In the old days, if the fact that a man was to be given a peerage was leaked, that ruled it out completely. Nowadays, the immigration laws have been amended; if one agrees to live here, one is put in the House of Lords. However, that is another question.
The real reason why I want to contribute to the debate is because of the nuclear industry, for which I had responsibility for
many
years. Recent events at Sellafield confirm what I learned by experience; even as a minister – let alone a Member of Parliament – I was never told the truth by the nuclear industry. For example, I found out about the fire at Windscale – now called Sellafield – only when I visited Tokyo. My officials had never told me about it. When I asked them why they had not done so, they said, ‘It was before you were a minister.’
When the Americans discovered that there had been an explosion at Khysthm, the major Soviet reprocessing plant, I was never told. I asked the Chairman of the Atomic Energy Authority, ‘Why didn’t you tell me?’ He replied, ‘We were told by the Central Intelligence Agency not to tell British ministers, because it could create concern about the safety of nuclear power.’
It was not until I left office that I discovered that, while I had been making honest speeches about atoms for peace, all the plutonium from our civil nuclear power stations was going to America to make the bomb. The atoms-for-peace power stations were bomb factories for the Pentagon. I felt affronted by that. Had people known the facts at the time, the development of the debate on nuclear power and the nuclear industry would have been much better informed. We should not have had the problem at Sellafield, because the matter would probably have been dealt with earlier.
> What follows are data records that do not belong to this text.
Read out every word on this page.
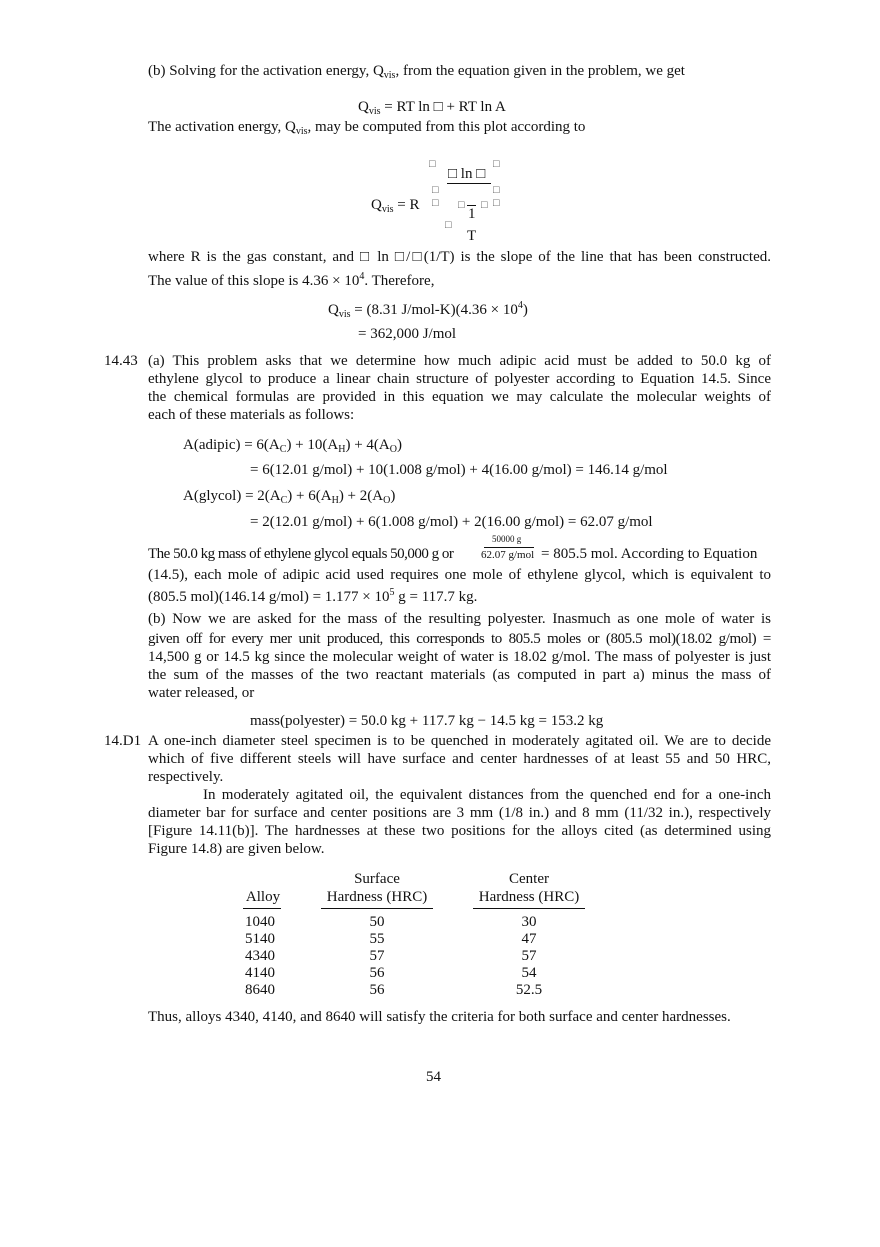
(b) Solving for the activation energy, $Q_{vis}$, from the equation given in the problem, we get
$Q_{vis}$ = RT ln □ + RT ln A
The activation energy, $Q_{vis}$, may be computed from this plot according to
□	□
□ ln □
$Q_{vis} = R$
□
□
□
□
□ □
1
□
T
where R is the gas constant, and □ ln □/□(1/T) is the slope of the line that has been constructed.
The value of this slope is $4.36 \times 10^4$. Therefore,
$Q_{vis} = (8.31$ $J/mol-K)(4.36 \times 10^4)$
= 362,000 J/mol
14.43 (a) This problem asks that we determine how much adipic acid must be added to 50.0 kg of
ethylene glycol to produce a linear chain structure of polyester according to Equation 14.5. Since
the chemical formulas are provided in this equation we may calculate the molecular weights of
each of these materials as follows:
A(adipic) = $6(A_C) + 10(A_H) + 4(A_O)$
= 6(12.01 g/mol) + 10(1.008 g/mol) + 4(16.00 g/mol) = 146.14 g/mol
A(glycol) = $2(A_C) + 6(A_H) + 2(A_O)$
= 2(12.01 g/mol) + 6(1.008 g/mol) + 2(16.00 g/mol) = 62.07 g/mol
The 50.0 kg mass of ethylene glycol equals 50,000 g or
50000 g
62.07 g/mol = 805.5 mol. According to Equation
(14.5), each mole of adipic acid used requires one mole of ethylene glycol, which is equivalent to
(805.5 mol)(146.14 $g/mol) = 1.177 \times 10^5$ g = 117.7 kg.
(b) Now we are asked for the mass of the resulting polyester. Inasmuch as one mole of water is
given off for every mer unit produced, this corresponds to 805.5 moles or (805.5 mol)(18.02 g/mol) =
14,500 g or 14.5 kg since the molecular weight of water is 18.02 g/mol. The mass of polyester is just
the sum of the masses of the two reactant materials (as computed in part a) minus the mass of
water released, or
mass(polyester) = 50.0 kg + 117.7 kg − 14.5 kg = 153.2 kg
14.D1 A one-inch diameter steel specimen is to be quenched in moderately agitated oil. We are to decide
which of five different steels will have surface and center hardnesses of at least 55 and 50 HRC,
respectively.
In moderately agitated oil, the equivalent distances from the quenched end for a one-inch
diameter bar for surface and center positions are 3 mm (1/8 in.) and 8 mm (11/32 in.), respectively
[Figure 14.11(b)]. The hardnesses at these two positions for the alloys cited (as determined using
Figure 14.8) are given below.
Surface	Center
Alloy	Hardness (HRC)	Hardness (HRC)
1040	50	30
5140	55	47
4340	57	57
4140	56	54
8640	56	52.5
Thus, alloys 4340, 4140, and 8640 will satisfy the criteria for both surface and center hardnesses.
54
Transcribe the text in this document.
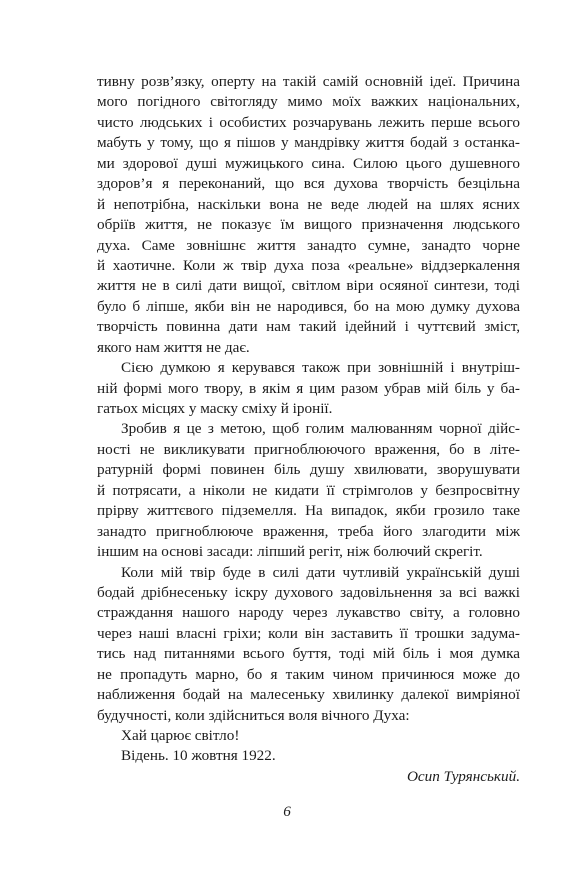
тивну розв’язку, оперту на такій самій основній ідеї. Причина
мого погідного світогляду мимо моїх важких національних,
чисто людських і особистих розчарувань лежить перше всього
мабуть у тому, що я пішов у мандрівку життя бодай з останка-
ми здорової душі мужицького сина. Силою цього душевного
здоров’я я переконаний, що вся духова творчість безцільна
й непотрібна, наскільки вона не веде людей на шлях ясних
обріїв життя, не показує їм вищого призначення людського
духа. Саме зовнішнє життя занадто сумне, занадто чорне
й хаотичне. Коли ж твір духа поза «реальне» віддзеркалення
життя не в силі дати вищої, світлом віри осяяної синтези, тоді
було б ліпше, якби він не народився, бо на мою думку духова
творчість повинна дати нам такий ідейний і чуттєвий зміст,
якого нам життя не дає.
Сією думкою я керувався також при зовнішній і внутріш-
ній формі мого твору, в якім я цим разом убрав мій біль у ба-
гатьох місцях у маску сміху й іронії.
Зробив я це з метою, щоб голим малюванням чорної дійс-
ності не викликувати пригноблюючого враження, бо в літе-
ратурній формі повинен біль душу хвилювати, зворушувати
й потрясати, а ніколи не кидати її стрімголов у безпросвітну
прірву життєвого підземелля. На випадок, якби грозило таке
занадто пригноблююче враження, треба його злагодити між
іншим на основі засади: ліпший регіт, ніж болючий скрегіт.
Коли мій твір буде в силі дати чутливій українській душі
бодай дрібнесеньку іскру духового задовільнення за всі важкі
страждання нашого народу через лукавство світу, а головно
через наші власні гріхи; коли він заставить її трошки задума-
тись над питаннями всього буття, тоді мій біль і моя думка
не пропадуть марно, бо я таким чином причинюся може до
наближення бодай на малесеньку хвилинку далекої вимріяної
будучності, коли здійсниться воля вічного Духа:
Хай царює світло!
Відень. 10 жовтня 1922.
Осип Турянський.
6
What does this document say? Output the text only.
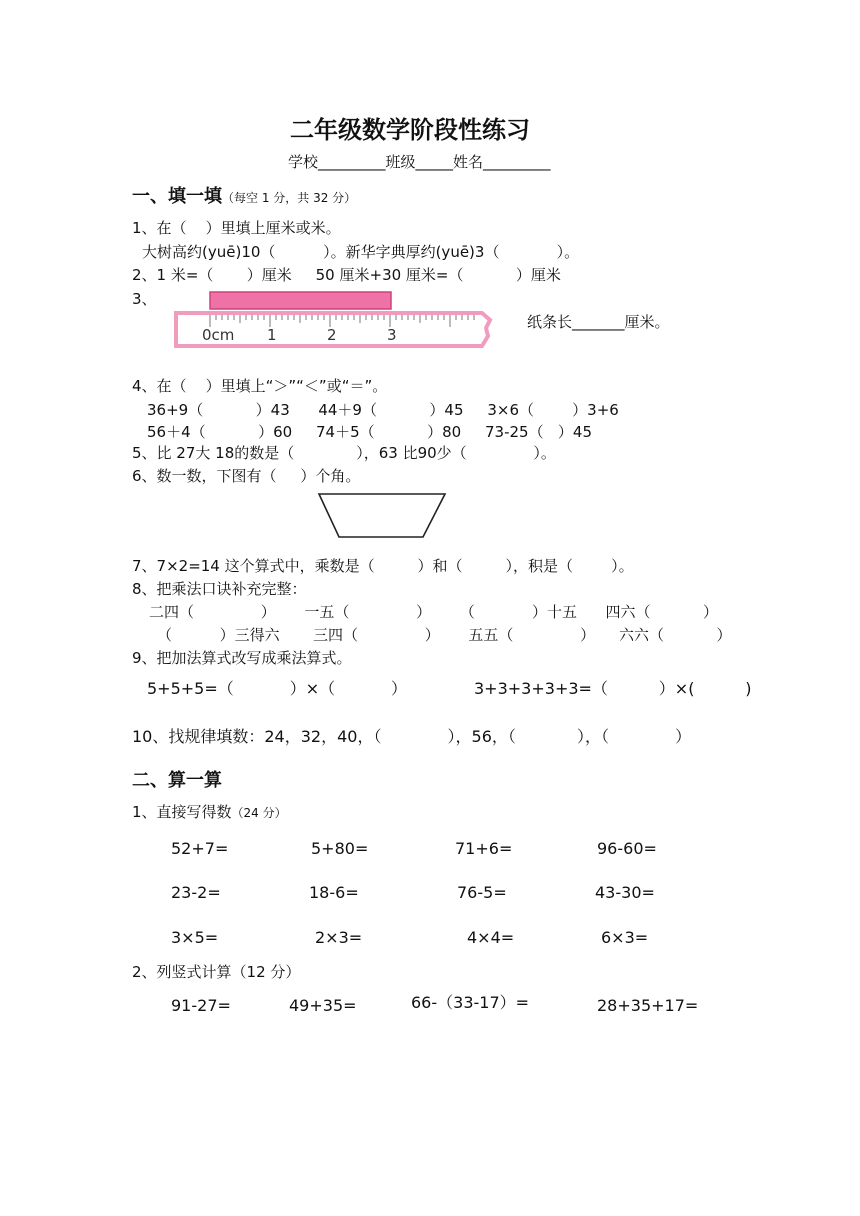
二年级数学阶段性练习
学校_________班级_____姓名_________
一、填一填（每空 1 分，共 32 分）
1、在（    ）里填上厘米或米。
大树高约(yuē)10（          ）。新华字典厚约(yuē)3（            ）。
2、1 米=（       ）厘米     50 厘米+30 厘米=（           ）厘米
3、
0cm 1	2	3
纸条长_______厘米。
4、在（    ）里填上“＞”“＜”或“＝”。
36+9（           ）43      44＋9（           ）45     3×6（        ）3+6
56＋4（           ）60     74＋5（           ）80     73-25（   ）45
5、比 27大 18的数是（             ），63 比90少（              ）。
6、数一数，下图有（     ）个角。
7、7×2=14 这个算式中，乘数是（         ）和（         ），积是（        ）。
8、把乘法口诀补充完整：
二四（              ）      一五（              ）      （            ）十五      四六（           ）
（          ）三得六       三四（              ）      五五（              ）     六六（           ）
9、把加法算式改写成乘法算式。
5+5+5=（           ）×（           ）	3+3+3+3+3=（          ）×(          )
10、找规律填数：24，32，40，（             ），56，（            ），（             ）
二、算一算
1、直接写得数（24 分）
52+7=	5+80=	71+6=	96-60=
23-2=	18-6=	76-5=	43-30=
3×5=	2×3=	4×4=	6×3=
2、列竖式计算（12 分）
91-27=	49+35=	66-（33-17）=	28+35+17=
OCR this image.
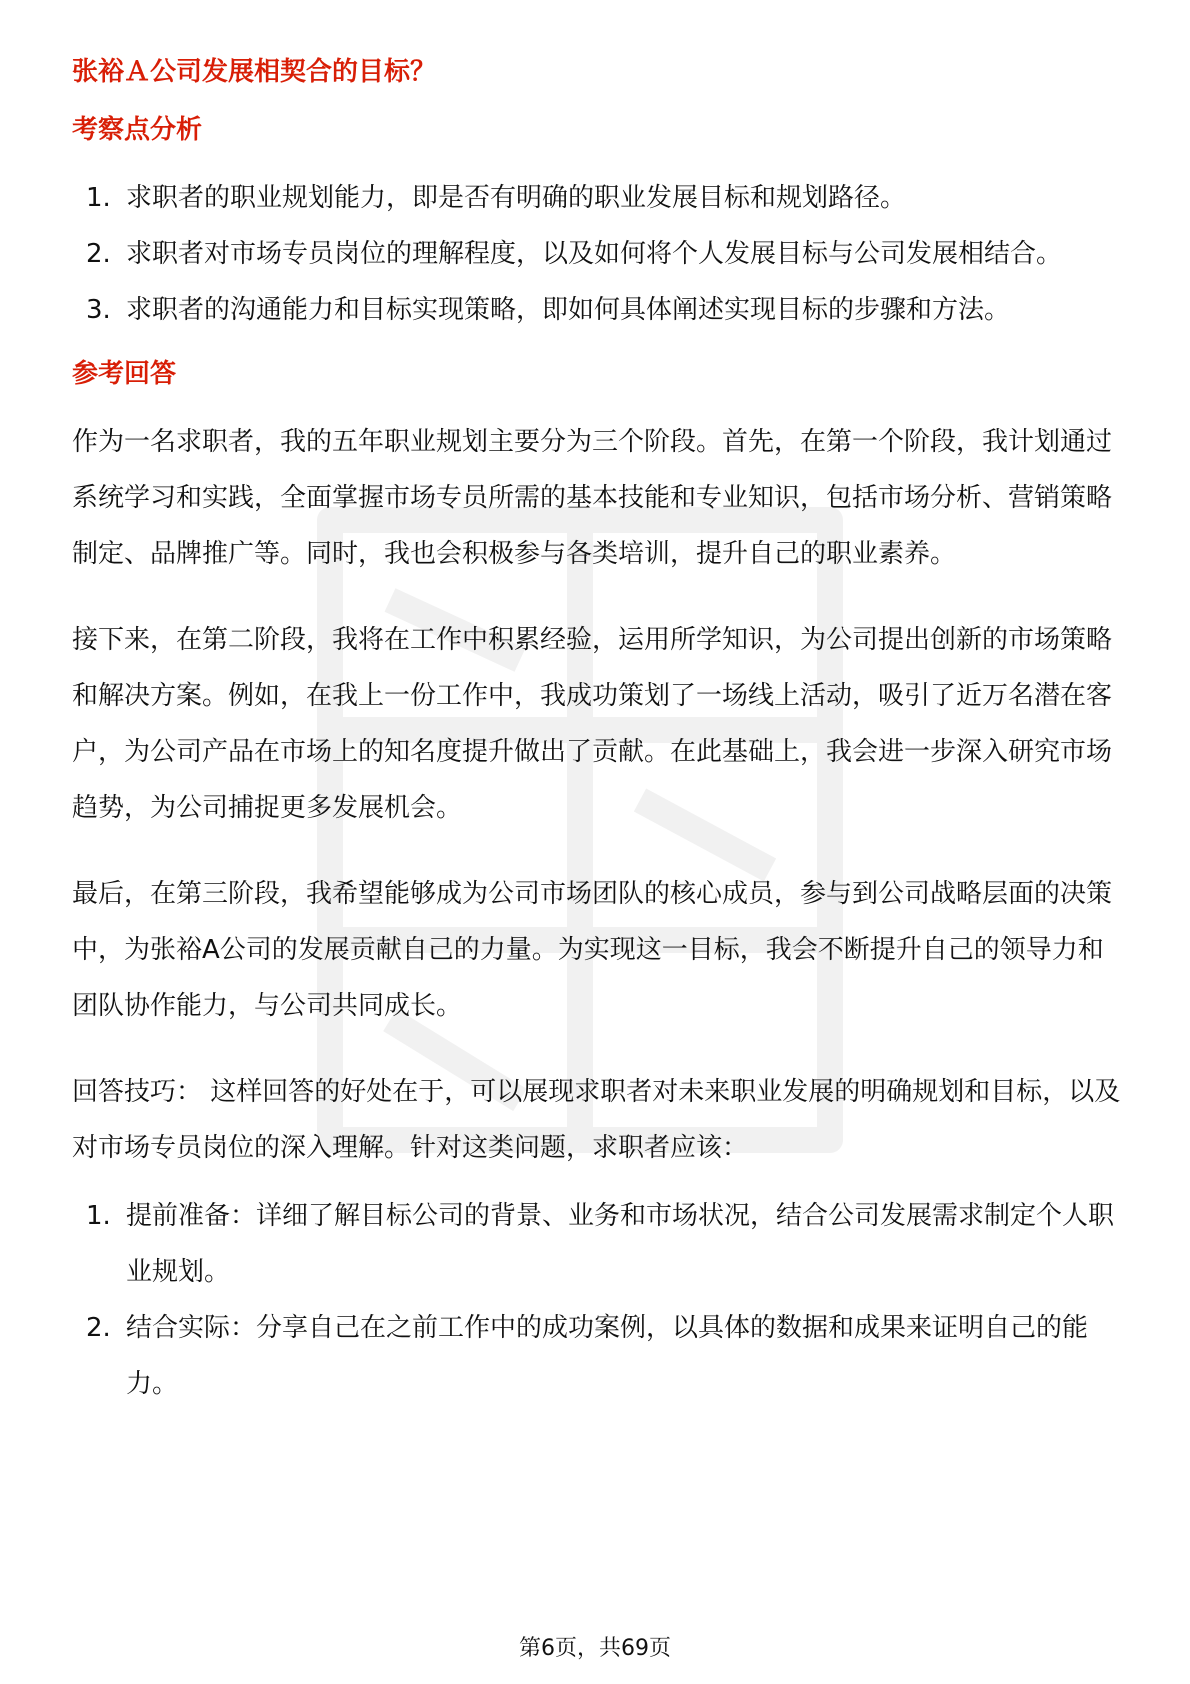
张裕Ａ公司发展相契合的目标？
考察点分析
1. 求职者的职业规划能力，即是否有明确的职业发展目标和规划路径。
2. 求职者对市场专员岗位的理解程度，以及如何将个人发展目标与公司发展相结合。
3. 求职者的沟通能力和目标实现策略，即如何具体阐述实现目标的步骤和方法。
参考回答

作为一名求职者，我的五年职业规划主要分为三个阶段。首先，在第一个阶段，我计划通过系统学习和实践，全面掌握市场专员所需的基本技能和专业知识，包括市场分析、营销策略制定、品牌推广等。同时，我也会积极参与各类培训，提升自己的职业素养。

接下来，在第二阶段，我将在工作中积累经验，运用所学知识，为公司提出创新的市场策略和解决方案。例如，在我上一份工作中，我成功策划了一场线上活动，吸引了近万名潜在客户，为公司产品在市场上的知名度提升做出了贡献。在此基础上，我会进一步深入研究市场趋势，为公司捕捉更多发展机会。

最后，在第三阶段，我希望能够成为公司市场团队的核心成员，参与到公司战略层面的决策中，为张裕A公司的发展贡献自己的力量。为实现这一目标，我会不断提升自己的领导力和团队协作能力，与公司共同成长。

回答技巧： 这样回答的好处在于，可以展现求职者对未来职业发展的明确规划和目标，以及对市场专员岗位的深入理解。针对这类问题，求职者应该：

1. 提前准备：详细了解目标公司的背景、业务和市场状况，结合公司发展需求制定个人职业规划。
2. 结合实际：分享自己在之前工作中的成功案例，以具体的数据和成果来证明自己的能力。
第6页，共69页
These provisions are probably the most important in the Bill. After thirty years, we can find out at the Public Record Office what ministers have done, but if we want the public to have an influence on their government, they must know about the debate before it is concluded. I realise that there are arguments about fact and advice, but I have never believed that information about the nature of government policy-making was damaging.
What is damaging are leaks, malice, and so on … People with
knowledge
of a situation could contribute. The trouble with the official secrets that surround the government is that they lock ministers in with their officials.
Some ministers are rather like constitutional monarchs. They can say yes or no to their Permanent Secretaries. However, once we let it be known publicly that we are considering a matter, we make available to ministers a range of advice that they would not be able to get from within Whitehall, and that allows them to become umpires between their civil servants and public expertise outside. I therefore make the case – I hope that it does not shock anyone – that open government and freedom of information are good for ministers, not just for Parliament and the public. That argument needs examination …
I hope that public opinion makes it clear to the Home Secretary and others that we are not prepared to accept that we should be treated as children and left outside the inner knowledge of what happens. It denies ministers the advice that they need, and the public the opportunity to participate in some way in their future, rather than being just spectators of their fate.